LAS VEGAS — Saturday’s heavyweight championship fight between Deontay Wilder and Tyson Fury at MGM Grand Garden Arena broke the record for a heavyweight boxing gate in Nevada, Top Rank president Todd duBoef told ESPN.
According to duBoef, there were still “a couple more tickets” to be sold hours before Wilder and Fury were scheduled to walk to the ring, so a final gate was not yet available. However, the gate had already passed the $16,860,300 mark set by the rematch between Lennox Lewis and Evander Holyfield in 1999 at the Thomas & Mack Center.
Wilder (42-0-1, 40 KOs) and Fury (29-0-1, 20 KOs) fought to a controversial, split-decision draw in December 2018 inside Staples Center in Los Angeles. In addition to the scoring controversy, the first meeting was an instant classic. The gate for the first meeting was $3,515,122, according to the California State Athletic Commission.

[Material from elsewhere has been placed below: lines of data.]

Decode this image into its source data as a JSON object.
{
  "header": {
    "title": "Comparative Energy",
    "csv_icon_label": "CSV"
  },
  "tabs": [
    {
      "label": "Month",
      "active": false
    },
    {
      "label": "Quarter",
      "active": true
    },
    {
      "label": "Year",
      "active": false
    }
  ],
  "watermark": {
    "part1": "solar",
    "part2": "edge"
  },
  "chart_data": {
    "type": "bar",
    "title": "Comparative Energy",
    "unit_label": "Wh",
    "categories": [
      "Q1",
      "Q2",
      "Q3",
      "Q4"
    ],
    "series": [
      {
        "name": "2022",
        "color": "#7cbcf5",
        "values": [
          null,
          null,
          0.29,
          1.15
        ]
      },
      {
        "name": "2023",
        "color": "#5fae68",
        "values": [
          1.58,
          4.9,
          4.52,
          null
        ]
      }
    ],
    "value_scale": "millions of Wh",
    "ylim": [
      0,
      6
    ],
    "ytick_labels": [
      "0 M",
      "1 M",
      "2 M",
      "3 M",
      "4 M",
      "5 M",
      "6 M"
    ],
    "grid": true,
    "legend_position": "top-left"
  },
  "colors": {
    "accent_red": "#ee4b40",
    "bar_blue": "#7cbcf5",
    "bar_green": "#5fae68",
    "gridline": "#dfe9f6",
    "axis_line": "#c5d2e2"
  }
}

Before Saturday, the Lewis-Holyfield rematch was the seventh-highest gate in Nevada boxing history, regardless of weight class. And it is the only fight in the top 10 of that category that did not take place within the past 20 years.
The 2015 fight between Floyd Mayweather and Manny Pacquiao pulled in the largest gate in Nevada boxing history, at $72.2 million.